The executive order signed on Tuesday by Trump was the fourth time he has bypassed federal law to prolong the deadline for the China-associated TikTok to sell its assets to an American company or face a ban. The original deadline set by Congress was Jan. 19 of this year, a day before Trump took the oath of office for his second term.

Trump was asked Tuesday about the framework deal he announced a day earlier and repeated that he would discuss TikTok with Chinese President Xi Jinping on Friday. He has said there are companies that want to buy the social media app owned by ByteDance and that details about its potential suitors would be announced soon.

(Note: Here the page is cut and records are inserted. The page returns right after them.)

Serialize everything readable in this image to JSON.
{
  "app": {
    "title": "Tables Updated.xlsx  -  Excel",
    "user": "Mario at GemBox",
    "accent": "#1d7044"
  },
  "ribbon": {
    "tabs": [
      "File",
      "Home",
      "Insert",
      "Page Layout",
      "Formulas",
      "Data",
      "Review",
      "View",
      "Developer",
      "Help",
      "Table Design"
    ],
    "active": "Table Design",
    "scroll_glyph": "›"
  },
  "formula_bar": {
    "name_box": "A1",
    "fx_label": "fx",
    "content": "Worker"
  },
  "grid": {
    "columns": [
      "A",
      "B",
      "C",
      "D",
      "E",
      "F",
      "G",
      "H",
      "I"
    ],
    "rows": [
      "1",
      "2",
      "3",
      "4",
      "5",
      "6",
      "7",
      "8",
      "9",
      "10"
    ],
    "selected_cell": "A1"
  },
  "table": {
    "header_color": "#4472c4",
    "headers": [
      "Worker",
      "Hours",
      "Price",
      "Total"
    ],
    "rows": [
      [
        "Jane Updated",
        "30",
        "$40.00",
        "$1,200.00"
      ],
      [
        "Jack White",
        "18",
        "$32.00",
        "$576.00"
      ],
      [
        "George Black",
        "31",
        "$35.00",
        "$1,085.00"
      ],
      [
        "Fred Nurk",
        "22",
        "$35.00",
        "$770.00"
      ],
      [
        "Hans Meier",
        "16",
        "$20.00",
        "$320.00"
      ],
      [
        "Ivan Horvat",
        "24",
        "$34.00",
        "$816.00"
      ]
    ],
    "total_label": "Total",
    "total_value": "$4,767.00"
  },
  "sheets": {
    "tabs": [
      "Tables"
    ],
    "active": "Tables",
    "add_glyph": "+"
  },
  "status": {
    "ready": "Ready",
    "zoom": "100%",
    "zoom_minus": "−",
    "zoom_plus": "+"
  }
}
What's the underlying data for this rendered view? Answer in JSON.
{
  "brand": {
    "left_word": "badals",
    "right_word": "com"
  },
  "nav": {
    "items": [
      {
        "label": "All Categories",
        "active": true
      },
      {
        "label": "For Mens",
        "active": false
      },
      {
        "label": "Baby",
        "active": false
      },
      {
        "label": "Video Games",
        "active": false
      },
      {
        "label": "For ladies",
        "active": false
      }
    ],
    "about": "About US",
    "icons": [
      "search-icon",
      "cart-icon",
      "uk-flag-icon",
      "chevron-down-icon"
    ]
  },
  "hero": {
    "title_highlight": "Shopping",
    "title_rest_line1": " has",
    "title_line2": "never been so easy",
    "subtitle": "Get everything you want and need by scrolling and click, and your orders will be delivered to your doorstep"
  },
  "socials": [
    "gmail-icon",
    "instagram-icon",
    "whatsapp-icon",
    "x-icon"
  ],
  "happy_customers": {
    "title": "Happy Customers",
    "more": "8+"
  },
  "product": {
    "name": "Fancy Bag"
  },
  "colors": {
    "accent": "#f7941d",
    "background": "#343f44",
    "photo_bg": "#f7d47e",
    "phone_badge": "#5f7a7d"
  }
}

“I hate to see value like that thrown out the window,” Trump said as he departed the White House, with his wife, first lady Melania Trump, for a state visit to the United Kingdom.

The framework came out of a meeting in Madrid that concluded Monday between U.S. Treasury Secretary Scott Bessent and Chinese Vice Premier He Lifeng, among other officials.

Bessent told reporters that the goal was to switch TikTok's assets to U.S. ownership for its operations in America, though he declined to discuss the details of the framework.

Li Chenggang, China’s international trade representative, told reporters the sides have reached “basic framework consensus” to cooperatively resolve TikTok-related issues, reduce investment barriers and promote related economic and trade cooperation.

The U.S. president warmed to TikTok and the prospect of keeping it alive under the belief that it helped him to win younger voters in the 2024 presidential election. Still, the law mandating its sale in the U.S. was premised on the possible security risks the app poses in its collection of data.

The prolonged negotiations between the U.S. and China over TikTok might ultimately mean little as its novelty has “slowly faded,” said Syracuse University political science professor Dimitar Gueorguiev in a statement.

“The U.S.–China deal on TikTok may look like a breakthrough, but it risks being a Pyrrhic victory,” Gueorguiev said. “Its famous algorithm, once seen as uniquely powerful, has lost much of its mystique—copycat efforts show that the secret was not the code itself but TikTok’s early-mover advantage and network effects. Any U.S. buyer is therefore purchasing market share and user base, not transformative technology.”